Signed by 36 senators and 104 representatives, the letter calls for CFPB Director Richard Cordray to reconsider the agency’s recently proposed rule on arbitration, and examine and develop alternative proposals that foster consumer choice and preserve access to efficient dispute resolution.
“Rather than giving consumers greater access to justice, the proposal will make it more difficult and more expensive for consumers to resolve disputes for service providers,” reads the letter, led by Sen. Ben Sasse (R-Neb.) and Rep. Patrick McHenry (R-N.C.).
“We appreciate the support of these 140 members of Congress, who recognize that rules, such as this, that are not narrowly tailored to address specific abuses, can actually harm consumers,” said Eli Joseph, CUNA deputy chief advocacy officer. “CUNA remains concerned that frivolous class action litigation harms credit unions and their members, and jeopardizes consumers’ ability to access the high-quality and affordable products that credit unions provide.
“We agree with Congress that the CFPB should further study arbitration and should only propose solutions that can improve the process, as opposed to a sweeping ban that eliminates an option that the CFPB’s own research shows can be better than litigation.”
CUNA sent a letter to the CFPB last week regarding the proposed changes to the arbitration process.

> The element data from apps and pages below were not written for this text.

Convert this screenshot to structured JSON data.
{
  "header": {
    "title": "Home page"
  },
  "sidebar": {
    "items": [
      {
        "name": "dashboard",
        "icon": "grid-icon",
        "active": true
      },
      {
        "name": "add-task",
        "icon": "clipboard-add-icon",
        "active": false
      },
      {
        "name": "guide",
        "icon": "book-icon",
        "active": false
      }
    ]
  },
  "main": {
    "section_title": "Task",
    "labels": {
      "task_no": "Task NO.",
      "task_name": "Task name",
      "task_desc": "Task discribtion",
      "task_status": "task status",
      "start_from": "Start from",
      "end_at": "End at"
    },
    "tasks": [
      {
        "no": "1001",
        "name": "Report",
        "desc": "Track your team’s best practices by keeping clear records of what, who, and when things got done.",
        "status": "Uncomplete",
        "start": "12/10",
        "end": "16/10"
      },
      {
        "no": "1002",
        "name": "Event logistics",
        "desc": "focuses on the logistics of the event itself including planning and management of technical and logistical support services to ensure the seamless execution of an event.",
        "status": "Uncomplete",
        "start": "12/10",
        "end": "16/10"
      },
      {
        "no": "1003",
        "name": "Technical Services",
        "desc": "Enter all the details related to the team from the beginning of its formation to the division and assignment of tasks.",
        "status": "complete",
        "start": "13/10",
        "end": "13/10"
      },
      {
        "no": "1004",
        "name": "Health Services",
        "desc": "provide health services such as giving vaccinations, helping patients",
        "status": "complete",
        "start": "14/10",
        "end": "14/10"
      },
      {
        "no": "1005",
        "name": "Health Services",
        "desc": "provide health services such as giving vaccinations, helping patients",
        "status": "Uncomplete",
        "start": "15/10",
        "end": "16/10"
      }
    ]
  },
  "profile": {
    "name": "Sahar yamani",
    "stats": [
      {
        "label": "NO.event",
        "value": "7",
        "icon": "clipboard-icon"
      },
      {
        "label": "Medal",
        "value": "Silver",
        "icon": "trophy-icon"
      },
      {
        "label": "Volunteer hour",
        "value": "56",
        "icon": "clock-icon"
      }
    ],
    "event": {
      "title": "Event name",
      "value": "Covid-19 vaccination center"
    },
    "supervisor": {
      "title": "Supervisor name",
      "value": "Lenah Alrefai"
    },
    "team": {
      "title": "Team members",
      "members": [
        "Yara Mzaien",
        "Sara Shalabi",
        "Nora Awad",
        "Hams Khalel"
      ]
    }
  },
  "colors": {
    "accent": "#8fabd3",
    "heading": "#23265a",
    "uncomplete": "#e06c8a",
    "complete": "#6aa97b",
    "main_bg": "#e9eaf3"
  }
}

The arbitration letter follows a July letter from Sasse and Sen. Joe Donnelly (D-Ind.), which had the signatures of 70 senators, that called for CFPB to tailor rulemakings to protect credit unions from regulatory burden. A similar message with 329 signatures was delivered by Reps. Adam Schiff (D-Calif.) and Steve Stivers (R-Ohio), leading to a supermajority of Congress supporting the bureau’s use of its exemption authority.